I'd written one such function for PHP4 as it does not support fputcsv. I'll share it with you:
// If a value contains a comma, a quote, a space, a tab, a newline, or a linefeed,
// then surround it with quotes and replace any quotes inside it with two quotes
function make_csv_line($values)
{
// iterate through the array ele by ele.
foreach($values as $key => $value)
{
// check for presence of special char.
if ( (strpos($value, ',') !== false) || (strpos($value, '"') !== false) ||
(strpos($value, ' ') !== false) || (strpos($value, "\t") !== false) ||
(strpos($value, "\n") !== false) || (strpos($value, "\r") !== false))
{
// if present, surround the ele in quotes..also replace
// already existing " with ""
$values[$key] = '"' . str_replace('"', '""', $value) . '"';
}
}
// now create the CSV line by joining with a comma, also put a \n at the end.
return implode(',', $values) . "\n";
}
Here is a simpler fputcsv implementation:
$stdout = fopen('php://output','w'); // 'stdout' is for CLI, 'output' is for Browser
fputcsv($stdout, array('val,ue1','val"ue2','value3','etc'));
fflush($stdout); // flush for fun :)
fclose($stdout);
I snarfed this elswhere on SO and posted here for faster reference, please bump/credit the original posting:
Is my array to csv function correct?
Well, the thing is, there is no well formatted CSV. For instance, Open Office uses the semicolon (;) as default delimiter, while Excel expects it to be a comma (,). But fact is, no standard exists.
Assuming the Array looks something like this:
Array
0 => Some string
1 => Some other string, with comma
2 => And a third one with "double quotes"
);
You could either use implode with a different delimiter, e.g.
$delimiter = chr(9); // Tab
$delimiter = ';' // Semicolon.

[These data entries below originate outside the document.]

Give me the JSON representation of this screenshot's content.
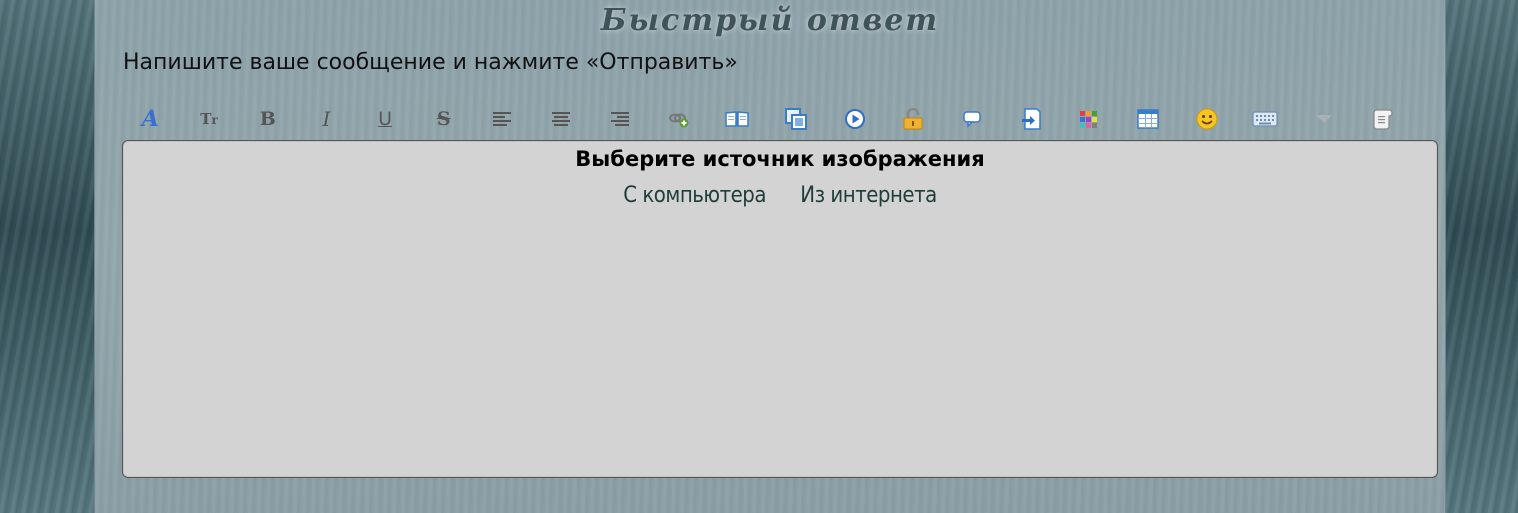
{
  "page": {
    "title": "Быстрый ответ",
    "instruction": "Напишите ваше сообщение и нажмите «Отправить»"
  },
  "toolbar": {
    "buttons": [
      {
        "name": "font-face",
        "icon": "font-face-icon",
        "glyph": "A",
        "color": "#3a6fd0"
      },
      {
        "name": "font-size",
        "icon": "font-size-icon",
        "glyph": "Tт",
        "color": "#555555"
      },
      {
        "name": "bold",
        "icon": "bold-icon",
        "glyph": "B",
        "color": "#555555"
      },
      {
        "name": "italic",
        "icon": "italic-icon",
        "glyph": "I",
        "color": "#555555"
      },
      {
        "name": "underline",
        "icon": "underline-icon",
        "glyph": "U",
        "color": "#555555"
      },
      {
        "name": "strike",
        "icon": "strikethrough-icon",
        "glyph": "S",
        "color": "#555555"
      },
      {
        "name": "align-left",
        "icon": "align-left-icon",
        "glyph": "",
        "color": "#555555"
      },
      {
        "name": "align-center",
        "icon": "align-center-icon",
        "glyph": "",
        "color": "#555555"
      },
      {
        "name": "align-right",
        "icon": "align-right-icon",
        "glyph": "",
        "color": "#555555"
      },
      {
        "name": "link",
        "icon": "link-icon",
        "glyph": "",
        "color": "#6b8e23"
      },
      {
        "name": "quote",
        "icon": "book-icon",
        "glyph": "",
        "color": "#3a7cc8"
      },
      {
        "name": "image",
        "icon": "image-icon",
        "glyph": "",
        "color": "#3a7cc8"
      },
      {
        "name": "video",
        "icon": "play-icon",
        "glyph": "",
        "color": "#2b6fc9"
      },
      {
        "name": "hide",
        "icon": "lock-icon",
        "glyph": "",
        "color": "#e0a020"
      },
      {
        "name": "comment",
        "icon": "speech-bubble-icon",
        "glyph": "",
        "color": "#3a7cc8"
      },
      {
        "name": "spoiler",
        "icon": "document-arrow-icon",
        "glyph": "",
        "color": "#3a7cc8"
      },
      {
        "name": "color",
        "icon": "color-grid-icon",
        "glyph": "",
        "color": "#cc3333"
      },
      {
        "name": "table",
        "icon": "table-icon",
        "glyph": "",
        "color": "#3a7cc8"
      },
      {
        "name": "smiles",
        "icon": "smiley-icon",
        "glyph": "",
        "color": "#f2c020"
      },
      {
        "name": "keyboard",
        "icon": "keyboard-icon",
        "glyph": "",
        "color": "#6a8fb5"
      },
      {
        "name": "more",
        "icon": "chevron-down-icon",
        "glyph": "",
        "color": "#9aa0a6"
      },
      {
        "name": "extra",
        "icon": "scroll-icon",
        "glyph": "",
        "color": "#eeeeee"
      }
    ]
  },
  "upload": {
    "title": "Выберите источник изображения",
    "from_computer": "С компьютера",
    "from_internet": "Из интернета"
  }
}
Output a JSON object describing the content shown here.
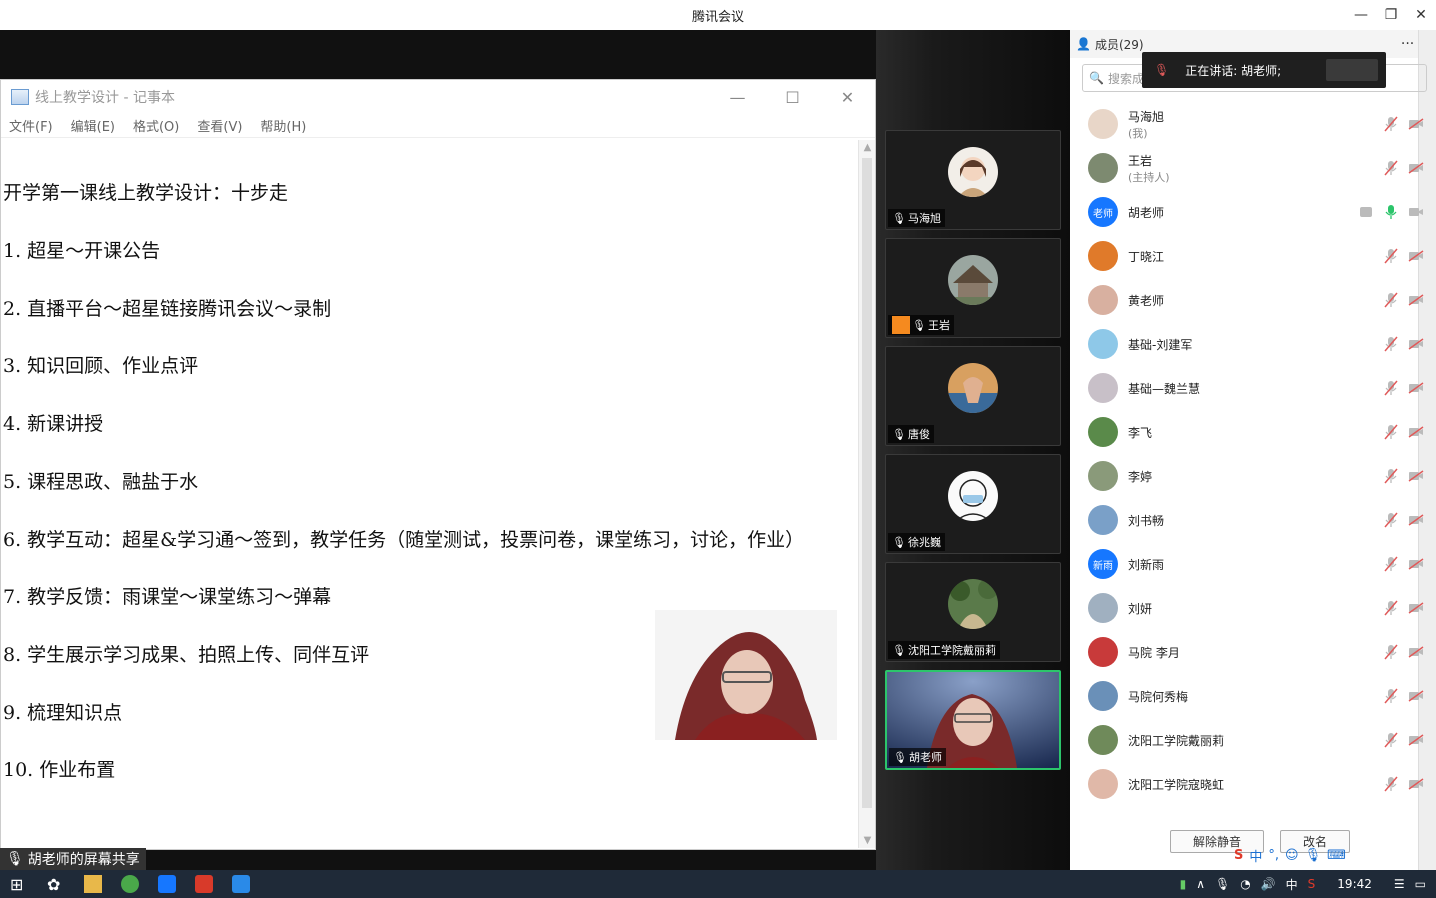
{
  "window": {
    "title": "腾讯会议",
    "min": "—",
    "max": "❐",
    "close": "✕"
  },
  "notepad": {
    "title": "线上教学设计 - 记事本",
    "menu": [
      "文件(F)",
      "编辑(E)",
      "格式(O)",
      "查看(V)",
      "帮助(H)"
    ],
    "lines": [
      "开学第一课线上教学设计：十步走",
      "1. 超星～开课公告",
      "2. 直播平台～超星链接腾讯会议～录制",
      "3. 知识回顾、作业点评",
      "4. 新课讲授",
      "5. 课程思政、融盐于水",
      "6. 教学互动：超星&学习通～签到，教学任务（随堂测试，投票问卷，课堂练习，讨论，作业）",
      "7. 教学反馈：雨课堂～课堂练习～弹幕",
      "8. 学生展示学习成果、拍照上传、同伴互评",
      "9. 梳理知识点",
      "10. 作业布置"
    ]
  },
  "share_label": "胡老师的屏幕共享",
  "video_tiles": [
    {
      "name": "马海旭",
      "color": "#d9c9b8"
    },
    {
      "name": "王岩",
      "color": "#7d8a70"
    },
    {
      "name": "唐俊",
      "color": "#c58a4a"
    },
    {
      "name": "徐兆巍",
      "color": "#f2f2f2"
    },
    {
      "name": "沈阳工学院戴丽莉",
      "color": "#6f8a5a"
    },
    {
      "name": "胡老师",
      "color": "#3a4a70"
    }
  ],
  "panel": {
    "title": "成员(29)",
    "more": "···",
    "close": "✕",
    "search_placeholder": "搜索成",
    "toast": "正在讲话: 胡老师;",
    "buttons": [
      "解除静音",
      "改名"
    ],
    "members": [
      {
        "name": "马海旭",
        "sub": "(我)",
        "avatar": "#e8d6c8",
        "label": ""
      },
      {
        "name": "王岩",
        "sub": "(主持人)",
        "avatar": "#7d8a70",
        "label": ""
      },
      {
        "name": "胡老师",
        "sub": "",
        "avatar": "#1677ff",
        "label": "老师",
        "speaking": true
      },
      {
        "name": "丁晓江",
        "sub": "",
        "avatar": "#e07a2a",
        "label": ""
      },
      {
        "name": "黄老师",
        "sub": "",
        "avatar": "#d8b0a0",
        "label": ""
      },
      {
        "name": "基础-刘建军",
        "sub": "",
        "avatar": "#8ec8e8",
        "label": ""
      },
      {
        "name": "基础—魏兰慧",
        "sub": "",
        "avatar": "#c8c0c8",
        "label": ""
      },
      {
        "name": "李飞",
        "sub": "",
        "avatar": "#5a8a4a",
        "label": ""
      },
      {
        "name": "李婷",
        "sub": "",
        "avatar": "#8a9a7a",
        "label": ""
      },
      {
        "name": "刘书畅",
        "sub": "",
        "avatar": "#7aa0c8",
        "label": ""
      },
      {
        "name": "刘新雨",
        "sub": "",
        "avatar": "#1677ff",
        "label": "新雨"
      },
      {
        "name": "刘妍",
        "sub": "",
        "avatar": "#a0b0c0",
        "label": ""
      },
      {
        "name": "马院 李月",
        "sub": "",
        "avatar": "#c83a3a",
        "label": ""
      },
      {
        "name": "马院何秀梅",
        "sub": "",
        "avatar": "#6a90b8",
        "label": ""
      },
      {
        "name": "沈阳工学院戴丽莉",
        "sub": "",
        "avatar": "#6f8a5a",
        "label": ""
      },
      {
        "name": "沈阳工学院寇晓虹",
        "sub": "",
        "avatar": "#e0b8a8",
        "label": ""
      }
    ]
  },
  "taskbar": {
    "time": "19:42",
    "ime": "中"
  },
  "colors": {
    "accent": "#1677ff",
    "speaking": "#2cc56b",
    "muted": "#e05a5a"
  }
}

Excel's default
$delimiter = '|' // Pipe
$delimiter = "','"; // Comma plus Single Quote
If that is not working, run the String array through array_filter first and change the double quotes and comma via callback to whatever you think they should be, before exploding with just a comma delimiter:
$csv = implode(',' array_filter($array, 'my_csv_prepare'));
But keep in mind, this does not guarantee your consuming application to be able to read the CSV. It really depends on how they implemented CSV parsing. Like I said: no standard.